书名:贪念 作者:青山应如是 本章字数:3024 广告模式免费看,请下载APP

苏义越是这样表现得平静秦枕河就越心慌,侧脸趴在他胸口,听着他结实有力的心跳声,才渐渐平复心中的恐慌,“我本来计划最多不过十天就能扳倒他们,可我没想到你会突然跑到那个地方,你是唯一不知情的人,反应出来的情绪也最真实,更容易让人相信我是真的死了,果不其然那几天别苑里混了奸细进来,他们时刻关注着你的动向,向上官鼎反馈着第一手情报,上官鼎是只老狐狸,派人暗中查探了十几天才逐渐放下戒备,顾凌风转手把信给了高锦,高锦是皇帝身边最信任的人,这样一来,计划就成了大半,剩下的,就看皇帝如何做了。
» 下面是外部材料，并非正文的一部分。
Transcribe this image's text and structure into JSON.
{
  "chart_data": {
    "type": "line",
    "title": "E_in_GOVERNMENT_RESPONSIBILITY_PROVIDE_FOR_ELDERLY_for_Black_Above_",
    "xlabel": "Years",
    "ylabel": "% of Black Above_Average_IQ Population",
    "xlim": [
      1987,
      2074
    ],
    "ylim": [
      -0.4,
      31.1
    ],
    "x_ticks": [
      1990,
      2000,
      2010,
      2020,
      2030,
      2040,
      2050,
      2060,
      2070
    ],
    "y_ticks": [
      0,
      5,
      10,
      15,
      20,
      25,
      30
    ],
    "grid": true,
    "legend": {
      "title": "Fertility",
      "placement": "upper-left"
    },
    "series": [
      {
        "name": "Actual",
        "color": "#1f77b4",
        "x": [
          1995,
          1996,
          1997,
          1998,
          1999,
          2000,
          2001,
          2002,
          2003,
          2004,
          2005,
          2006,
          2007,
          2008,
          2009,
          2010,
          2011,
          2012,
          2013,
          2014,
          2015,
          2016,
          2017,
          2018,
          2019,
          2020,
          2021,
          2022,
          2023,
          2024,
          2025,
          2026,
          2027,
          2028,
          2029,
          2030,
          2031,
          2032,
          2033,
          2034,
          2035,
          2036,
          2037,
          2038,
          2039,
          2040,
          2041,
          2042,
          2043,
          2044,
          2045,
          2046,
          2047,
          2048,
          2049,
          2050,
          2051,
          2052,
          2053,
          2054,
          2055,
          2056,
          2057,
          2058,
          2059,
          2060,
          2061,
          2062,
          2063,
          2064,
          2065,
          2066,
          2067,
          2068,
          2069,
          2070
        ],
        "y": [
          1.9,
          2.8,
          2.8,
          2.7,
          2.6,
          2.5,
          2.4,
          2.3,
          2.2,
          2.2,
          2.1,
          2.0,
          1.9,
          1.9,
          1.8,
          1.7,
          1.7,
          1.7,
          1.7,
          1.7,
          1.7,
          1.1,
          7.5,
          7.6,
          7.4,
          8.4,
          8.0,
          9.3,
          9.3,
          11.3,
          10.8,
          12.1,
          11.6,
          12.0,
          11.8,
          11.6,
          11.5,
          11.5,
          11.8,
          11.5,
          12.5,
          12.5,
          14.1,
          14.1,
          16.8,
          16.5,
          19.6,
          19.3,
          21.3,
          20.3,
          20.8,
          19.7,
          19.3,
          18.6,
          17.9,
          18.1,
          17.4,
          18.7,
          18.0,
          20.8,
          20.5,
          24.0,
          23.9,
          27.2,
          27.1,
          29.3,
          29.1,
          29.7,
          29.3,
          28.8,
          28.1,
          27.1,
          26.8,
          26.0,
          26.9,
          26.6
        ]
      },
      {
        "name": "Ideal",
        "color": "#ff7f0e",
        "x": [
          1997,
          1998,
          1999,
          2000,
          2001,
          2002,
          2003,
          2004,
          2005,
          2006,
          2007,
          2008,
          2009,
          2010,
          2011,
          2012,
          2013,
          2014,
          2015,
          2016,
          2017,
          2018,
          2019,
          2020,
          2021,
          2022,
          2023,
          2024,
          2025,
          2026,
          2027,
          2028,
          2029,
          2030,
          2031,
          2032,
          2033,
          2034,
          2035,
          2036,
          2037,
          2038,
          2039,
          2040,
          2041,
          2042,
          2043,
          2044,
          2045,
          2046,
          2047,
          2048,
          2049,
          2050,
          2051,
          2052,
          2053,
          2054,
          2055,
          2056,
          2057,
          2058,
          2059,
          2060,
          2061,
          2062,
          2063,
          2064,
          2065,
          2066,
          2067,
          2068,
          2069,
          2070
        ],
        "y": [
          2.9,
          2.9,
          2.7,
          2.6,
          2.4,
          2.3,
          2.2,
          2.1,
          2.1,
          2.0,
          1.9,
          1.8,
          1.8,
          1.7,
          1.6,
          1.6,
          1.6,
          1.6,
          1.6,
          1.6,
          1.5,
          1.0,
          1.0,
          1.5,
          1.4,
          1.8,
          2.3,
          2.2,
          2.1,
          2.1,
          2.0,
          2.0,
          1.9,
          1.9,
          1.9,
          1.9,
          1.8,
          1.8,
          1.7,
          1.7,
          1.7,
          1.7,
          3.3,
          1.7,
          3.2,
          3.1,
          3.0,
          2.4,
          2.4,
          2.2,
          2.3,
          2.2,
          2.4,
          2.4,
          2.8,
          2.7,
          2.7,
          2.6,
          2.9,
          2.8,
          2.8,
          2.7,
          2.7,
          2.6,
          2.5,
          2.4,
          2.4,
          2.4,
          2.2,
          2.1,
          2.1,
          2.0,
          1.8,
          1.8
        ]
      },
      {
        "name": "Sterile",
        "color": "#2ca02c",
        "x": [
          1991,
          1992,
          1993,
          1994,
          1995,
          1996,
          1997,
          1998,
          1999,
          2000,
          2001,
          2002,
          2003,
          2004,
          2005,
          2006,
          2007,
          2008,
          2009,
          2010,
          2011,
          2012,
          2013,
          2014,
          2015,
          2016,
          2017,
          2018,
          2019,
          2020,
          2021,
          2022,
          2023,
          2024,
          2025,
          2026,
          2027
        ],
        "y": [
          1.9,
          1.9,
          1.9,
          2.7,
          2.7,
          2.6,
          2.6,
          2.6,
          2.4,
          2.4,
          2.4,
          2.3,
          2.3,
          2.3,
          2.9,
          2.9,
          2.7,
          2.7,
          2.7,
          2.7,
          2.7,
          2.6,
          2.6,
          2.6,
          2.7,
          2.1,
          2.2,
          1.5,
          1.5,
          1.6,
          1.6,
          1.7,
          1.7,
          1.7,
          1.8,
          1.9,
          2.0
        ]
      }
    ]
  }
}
”

  秦枕河说了很多,苏义就安静听着,没有打断他。

说到底,不过还是在利用他的爱罢了。

“可是皇帝迟迟不下圣旨,上官宴也没抓到,我不敢轻易露面,我更是没想到你会莽撞到亲自去——”

  “我莽撞?”苏义心如死灰,终于听不下去,“我的所作所为在你眼里成了莽撞?呵。”

  苏义的心跳因为情绪激动而越来越快,秦枕河大脑空白,急得口不择言,“我的意思是你太过急躁,差点——”

  体内有股气体在乱窜、在哀鸣,气急打断他,“差点坏了你的计划是吧。”他推开秦枕河,胸口因为气愤而起伏剧烈,“你利用我的感情,对我隐瞒真相,我想去发泄发泄还不行了,你未免太自私了吧。”

  秦枕河听着那个陌生离谱的用词,只觉遍体生寒,呼吸因为心窒而愈发急促,他快速汲取着空气,这样好像就能减轻身体里源源不断的痛处,饶是这样,他也无法辩驳。

他确实是利用了苏义对他的真情,“可我每天听他们说起你的状况时,心都快疼碎了阿义,你别用这样的眼神看我,我发誓以后再也不对你隐瞒任何事了,我做什么都跟你商量好吗?阿义阿义,苏义!我求你别用这样的眼神看我,我求你了……”

  秦枕河字字泣血,心仿佛被人攥在手心捏得血肉模糊,无力的把脸埋在苏义颈窝,不敢再看他脸上愈发淡漠疏离的神色,近乎贪婪地汲取着苏义的味道,唯有闻到他的味道心里才稍稍好受些。

苏义木讷的被他拥着,每听一个字,心就凉半截,目光空洞的注视着他,像在看一个毫不相干的陌生人唱戏。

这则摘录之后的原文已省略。